A DAY after Minister of Health Terrence Deyalsingh cautioned the public not to relax on covid19 public health regulations, came the sobering news on Thursday that 46 new cases had been reported with three additional deaths.
At a press conference hosted by his ministry, Deyalsingh again warned citizens against complacency especially going into the long Easter weekend.
“Three of our people; three more families in Trinidad and Tobago have been plunged into mourning,” he said. “Only these families know what it is like to lose (a family member) to covid19.” He said TT has decreased its vigilance. “We seem to be thinking we have beaten the virus. We have not!”
He said deaths will continue to increase and more families will suffer without action. “If we extrapolate those numbers into the future without doing something now, the situation will become something untenable. Cases will mount in the hundreds.”
Deyalsingh said after consulting with Chief Medical Officer Roshan Parasram and Minister of National Security Stuart Young, he (Deyalsingh) was given authorisation by the Prime Minister to roll back on recreational sports.
He said that as of Good Friday, recreational team sports, limited to congregations of no more that 22 athletes, conducted both indoors and outdoors will be discontinued.
“People engaging in these sports, it is more than 22 people. The after-game lime is becoming dangerous and people are congregating without wearing masks, so we are going back to how things were.”
Speaking also at the press conference, Dr Parasram said the regulation to allow for recreational sports, which was given the green light in early March, has been highlighted as it represents a significant change in numbers. “We noted (numbers) steadily began to rise two weeks after that regulation (came into effect).”

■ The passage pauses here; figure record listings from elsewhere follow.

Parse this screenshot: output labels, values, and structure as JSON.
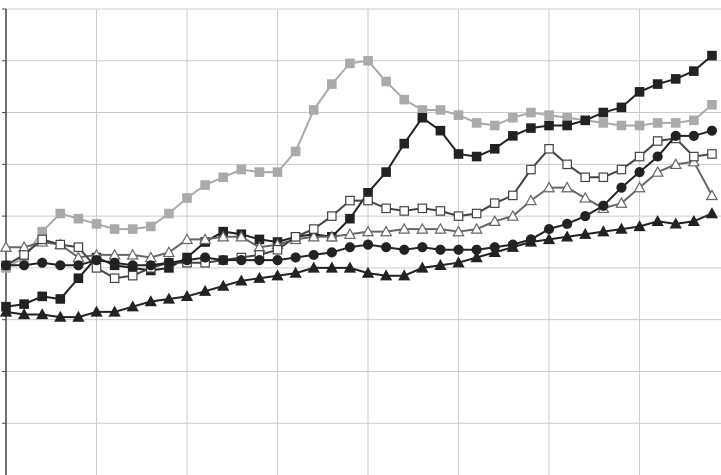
{
  "chart_data": {
    "type": "line",
    "title": "",
    "xlabel": "",
    "ylabel": "",
    "x": [
      0,
      1,
      2,
      3,
      4,
      5,
      6,
      7,
      8,
      9,
      10,
      11,
      12,
      13,
      14,
      15,
      16,
      17,
      18,
      19,
      20,
      21,
      22,
      23,
      24,
      25,
      26,
      27,
      28,
      29,
      30,
      31,
      32,
      33,
      34,
      35,
      36,
      37,
      38,
      39
    ],
    "xlim": [
      0,
      39.5
    ],
    "ylim": [
      0,
      9
    ],
    "grid": true,
    "legend": "none",
    "series": [
      {
        "color": "#aaaaaa",
        "marker": "square-filled",
        "values": [
          4.0,
          4.2,
          4.7,
          5.05,
          4.95,
          4.85,
          4.75,
          4.75,
          4.8,
          5.05,
          5.35,
          5.6,
          5.75,
          5.9,
          5.85,
          5.85,
          6.25,
          7.05,
          7.55,
          7.95,
          8.0,
          7.6,
          7.25,
          7.05,
          7.05,
          6.95,
          6.8,
          6.75,
          6.9,
          7.0,
          6.95,
          6.9,
          6.85,
          6.8,
          6.75,
          6.75,
          6.8,
          6.8,
          6.85,
          7.15
        ]
      },
      {
        "color": "#222222",
        "marker": "square-filled",
        "values": [
          3.25,
          3.3,
          3.45,
          3.4,
          3.8,
          4.2,
          4.05,
          4.0,
          3.95,
          4.0,
          4.2,
          4.5,
          4.7,
          4.65,
          4.55,
          4.5,
          4.6,
          4.65,
          4.6,
          4.95,
          5.45,
          5.85,
          6.4,
          6.9,
          6.65,
          6.2,
          6.15,
          6.3,
          6.55,
          6.7,
          6.75,
          6.75,
          6.85,
          7.0,
          7.1,
          7.4,
          7.55,
          7.65,
          7.8,
          8.1
        ]
      },
      {
        "color": "#666666",
        "marker": "triangle-open",
        "values": [
          4.4,
          4.4,
          4.5,
          4.45,
          4.2,
          4.25,
          4.25,
          4.25,
          4.2,
          4.3,
          4.55,
          4.55,
          4.6,
          4.6,
          4.4,
          4.45,
          4.55,
          4.6,
          4.6,
          4.65,
          4.7,
          4.7,
          4.75,
          4.75,
          4.75,
          4.7,
          4.75,
          4.9,
          5.0,
          5.3,
          5.55,
          5.55,
          5.35,
          5.15,
          5.25,
          5.55,
          5.85,
          6.0,
          6.05,
          5.4
        ]
      },
      {
        "color": "#444444",
        "marker": "square-open",
        "values": [
          4.05,
          4.25,
          4.55,
          4.45,
          4.4,
          4.0,
          3.8,
          3.85,
          4.0,
          4.1,
          4.1,
          4.1,
          4.15,
          4.2,
          4.25,
          4.35,
          4.6,
          4.75,
          5.0,
          5.3,
          5.3,
          5.15,
          5.1,
          5.15,
          5.1,
          5.0,
          5.05,
          5.25,
          5.4,
          5.9,
          6.3,
          6.0,
          5.75,
          5.75,
          5.9,
          6.15,
          6.45,
          6.5,
          6.15,
          6.2
        ]
      },
      {
        "color": "#222222",
        "marker": "circle-filled",
        "values": [
          4.05,
          4.05,
          4.1,
          4.05,
          4.05,
          4.15,
          4.1,
          4.05,
          4.05,
          4.1,
          4.15,
          4.2,
          4.15,
          4.15,
          4.15,
          4.15,
          4.2,
          4.25,
          4.3,
          4.4,
          4.45,
          4.4,
          4.35,
          4.4,
          4.35,
          4.35,
          4.35,
          4.4,
          4.45,
          4.55,
          4.75,
          4.85,
          5.0,
          5.2,
          5.55,
          5.85,
          6.15,
          6.55,
          6.55,
          6.65
        ]
      },
      {
        "color": "#222222",
        "marker": "triangle-filled",
        "values": [
          3.15,
          3.1,
          3.1,
          3.05,
          3.05,
          3.15,
          3.15,
          3.25,
          3.35,
          3.4,
          3.45,
          3.55,
          3.65,
          3.75,
          3.8,
          3.85,
          3.9,
          4.0,
          4.0,
          4.0,
          3.9,
          3.85,
          3.85,
          4.0,
          4.05,
          4.1,
          4.2,
          4.3,
          4.4,
          4.5,
          4.55,
          4.6,
          4.65,
          4.7,
          4.75,
          4.8,
          4.9,
          4.85,
          4.9,
          5.05
        ]
      }
    ]
  }
}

He said the current numbers are similar to where TT was in September. He said there are a large number of people in savannahs and community grounds participating in sporting activities without face masks or shields and in close proximity to each other. “That has been shown to be the nidus (focus of infection) of the spread in TT and everywhere else in the world.
“All things being equal, it seems to be a driver of the spread of the virus.” Parasram said there are other factors, including complacency which also drives the infection rate. “It is no one thing in the population causing the increase in cases (but) it seems to be a relaxation in guidelines.”

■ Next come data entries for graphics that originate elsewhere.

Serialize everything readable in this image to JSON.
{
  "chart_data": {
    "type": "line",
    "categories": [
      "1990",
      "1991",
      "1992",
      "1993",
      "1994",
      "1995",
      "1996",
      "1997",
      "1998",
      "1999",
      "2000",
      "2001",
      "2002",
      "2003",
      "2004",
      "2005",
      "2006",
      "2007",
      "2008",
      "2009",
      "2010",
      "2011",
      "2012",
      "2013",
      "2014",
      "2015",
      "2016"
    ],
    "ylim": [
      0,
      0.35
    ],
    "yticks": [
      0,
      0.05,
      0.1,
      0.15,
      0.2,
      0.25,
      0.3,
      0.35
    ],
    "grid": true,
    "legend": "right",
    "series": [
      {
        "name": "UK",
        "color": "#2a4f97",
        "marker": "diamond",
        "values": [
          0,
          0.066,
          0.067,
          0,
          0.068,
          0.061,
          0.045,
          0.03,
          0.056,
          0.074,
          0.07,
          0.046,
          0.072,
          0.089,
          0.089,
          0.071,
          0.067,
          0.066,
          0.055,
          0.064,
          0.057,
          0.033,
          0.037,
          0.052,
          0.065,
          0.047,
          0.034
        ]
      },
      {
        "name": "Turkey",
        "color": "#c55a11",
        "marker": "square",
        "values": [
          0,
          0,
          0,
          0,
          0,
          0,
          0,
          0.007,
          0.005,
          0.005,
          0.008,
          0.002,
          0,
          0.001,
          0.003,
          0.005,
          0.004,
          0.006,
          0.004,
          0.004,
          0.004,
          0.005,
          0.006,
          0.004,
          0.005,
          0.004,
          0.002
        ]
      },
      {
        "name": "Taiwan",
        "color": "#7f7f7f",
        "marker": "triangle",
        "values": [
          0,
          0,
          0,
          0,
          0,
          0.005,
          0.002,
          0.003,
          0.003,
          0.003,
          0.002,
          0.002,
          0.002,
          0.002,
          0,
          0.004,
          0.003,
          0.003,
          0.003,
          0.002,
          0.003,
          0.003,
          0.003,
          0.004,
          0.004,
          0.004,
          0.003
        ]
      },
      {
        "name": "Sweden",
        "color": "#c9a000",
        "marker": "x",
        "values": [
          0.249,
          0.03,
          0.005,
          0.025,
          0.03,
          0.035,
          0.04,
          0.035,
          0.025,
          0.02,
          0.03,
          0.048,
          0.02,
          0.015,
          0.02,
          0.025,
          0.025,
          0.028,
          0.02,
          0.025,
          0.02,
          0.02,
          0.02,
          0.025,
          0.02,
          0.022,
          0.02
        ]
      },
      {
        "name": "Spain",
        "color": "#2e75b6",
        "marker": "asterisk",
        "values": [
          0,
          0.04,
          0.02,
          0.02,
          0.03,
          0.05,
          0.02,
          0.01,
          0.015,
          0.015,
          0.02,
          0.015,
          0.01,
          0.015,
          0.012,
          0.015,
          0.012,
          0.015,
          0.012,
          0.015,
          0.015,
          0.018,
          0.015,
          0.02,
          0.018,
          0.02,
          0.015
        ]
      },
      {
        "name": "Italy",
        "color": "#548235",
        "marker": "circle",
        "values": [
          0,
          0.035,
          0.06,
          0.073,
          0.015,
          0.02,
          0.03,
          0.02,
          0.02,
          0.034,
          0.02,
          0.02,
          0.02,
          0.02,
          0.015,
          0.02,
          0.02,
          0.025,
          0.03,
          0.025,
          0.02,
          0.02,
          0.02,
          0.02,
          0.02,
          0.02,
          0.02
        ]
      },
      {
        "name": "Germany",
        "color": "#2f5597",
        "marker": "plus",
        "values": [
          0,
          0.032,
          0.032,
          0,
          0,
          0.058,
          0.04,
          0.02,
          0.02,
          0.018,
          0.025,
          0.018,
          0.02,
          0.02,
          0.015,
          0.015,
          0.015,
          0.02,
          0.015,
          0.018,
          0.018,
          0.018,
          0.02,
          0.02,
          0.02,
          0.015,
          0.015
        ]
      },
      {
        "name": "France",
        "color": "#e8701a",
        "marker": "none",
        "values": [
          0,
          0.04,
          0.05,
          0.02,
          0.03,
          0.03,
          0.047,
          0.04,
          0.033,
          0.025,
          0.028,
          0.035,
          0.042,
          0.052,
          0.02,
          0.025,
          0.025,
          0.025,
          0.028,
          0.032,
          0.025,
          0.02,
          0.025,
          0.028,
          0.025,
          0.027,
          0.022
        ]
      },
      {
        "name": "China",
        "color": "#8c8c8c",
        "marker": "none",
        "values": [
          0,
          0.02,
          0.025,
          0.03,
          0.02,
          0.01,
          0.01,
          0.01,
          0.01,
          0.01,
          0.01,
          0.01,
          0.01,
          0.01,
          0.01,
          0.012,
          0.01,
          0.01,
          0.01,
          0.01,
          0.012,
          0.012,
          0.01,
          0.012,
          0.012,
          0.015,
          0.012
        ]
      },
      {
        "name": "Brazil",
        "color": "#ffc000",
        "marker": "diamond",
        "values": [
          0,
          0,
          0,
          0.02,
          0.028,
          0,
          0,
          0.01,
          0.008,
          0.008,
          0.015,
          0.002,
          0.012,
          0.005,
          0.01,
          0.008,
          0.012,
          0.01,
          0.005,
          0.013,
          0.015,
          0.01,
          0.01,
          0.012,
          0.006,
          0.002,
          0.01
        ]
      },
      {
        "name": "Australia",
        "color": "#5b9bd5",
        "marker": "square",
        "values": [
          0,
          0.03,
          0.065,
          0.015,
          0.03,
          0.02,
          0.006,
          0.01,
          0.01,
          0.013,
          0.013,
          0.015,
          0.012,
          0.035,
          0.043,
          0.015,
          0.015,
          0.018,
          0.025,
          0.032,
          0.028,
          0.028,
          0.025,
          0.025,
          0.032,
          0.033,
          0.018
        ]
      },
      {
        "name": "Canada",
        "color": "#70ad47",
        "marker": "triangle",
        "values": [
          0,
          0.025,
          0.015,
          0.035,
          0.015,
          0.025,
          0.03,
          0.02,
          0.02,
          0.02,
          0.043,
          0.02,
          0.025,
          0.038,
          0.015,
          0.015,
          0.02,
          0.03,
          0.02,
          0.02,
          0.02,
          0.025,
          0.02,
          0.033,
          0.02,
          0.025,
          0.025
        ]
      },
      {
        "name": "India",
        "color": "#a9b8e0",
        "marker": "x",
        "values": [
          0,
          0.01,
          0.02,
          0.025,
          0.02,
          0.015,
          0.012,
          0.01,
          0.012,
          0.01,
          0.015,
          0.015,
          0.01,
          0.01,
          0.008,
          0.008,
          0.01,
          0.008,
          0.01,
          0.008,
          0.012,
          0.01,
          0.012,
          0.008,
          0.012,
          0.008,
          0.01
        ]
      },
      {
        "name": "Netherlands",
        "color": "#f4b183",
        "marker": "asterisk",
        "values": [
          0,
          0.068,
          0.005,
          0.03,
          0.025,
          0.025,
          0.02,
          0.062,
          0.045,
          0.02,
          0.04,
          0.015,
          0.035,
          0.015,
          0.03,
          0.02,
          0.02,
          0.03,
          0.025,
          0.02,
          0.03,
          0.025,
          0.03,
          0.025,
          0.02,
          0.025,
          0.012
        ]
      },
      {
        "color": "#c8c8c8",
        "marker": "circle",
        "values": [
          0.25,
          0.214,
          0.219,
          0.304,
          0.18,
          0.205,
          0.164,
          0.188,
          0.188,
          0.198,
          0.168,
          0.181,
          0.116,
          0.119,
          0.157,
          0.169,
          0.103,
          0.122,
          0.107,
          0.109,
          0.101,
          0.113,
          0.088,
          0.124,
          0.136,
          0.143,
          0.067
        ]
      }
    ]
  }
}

Deyalsingh said no other rollback has been implemented at this time. “You are free to come and go, but we are urging caution. We need to go back to the discipline we had in October, November, December, (and) January…especially as we go into this Easter weekend.
“We want people to have a safe, holy, happy Easter but we are asking them not to congregate. Go to the beaches but be careful.” He also discouraged big gatherings at home or in public.
Deyalsingh also addressed how the vaccines were paid for at the press conference. He said the first tranche of 33,600 vaccines cost US$148,084.06.
“That money was paid under the Inter-American Development Bank (IDB) on a loan agreement programme which Cabinet signed on to in 2016. It’s not a grant.” He said the IDB did not pay the money. It is a loan the government and people will eventually have to repay. He said each dose costs US$4.41, inclusive of insurance, shipping and other associated costs.
“These vaccines are being paid for by the people utilising a loan from 2016.” He said the IDB loan was taken out then to be used for purposes such as this.
“We would have gone to Cabinet under the Ministry of Urban Development to re-purpose a part of the loan to do that, so this was done all under Cabinet approval.
“It was a quick way to get the money to Covax. If we had not paid in a particular time frame, the shipment of vaccines would have been delayed.” Phase one of vaccinations begin on Tuesday with front-line healthcare workers and people over 60 with Non-Communicable Diseases (NCDs).
Deyalsingh said 6,621 front-line workers will be vaccinated, which represents an estimated 30 percent of the roughly 17,000 healthcare worker population, spanning 11 categories of workers. He said the ministry is targeting 40,950 NCD patients.
He said although the number of vaccines currently available will not cover all of the NCD patients, the remainder will be accommodated when the second tranche of vaccines arrive before phase two begins. He said appointments can be made at clinics and NCD patients over 60 who are not registered with a clinic can call one of the 21 vaccination centres to make an appointment.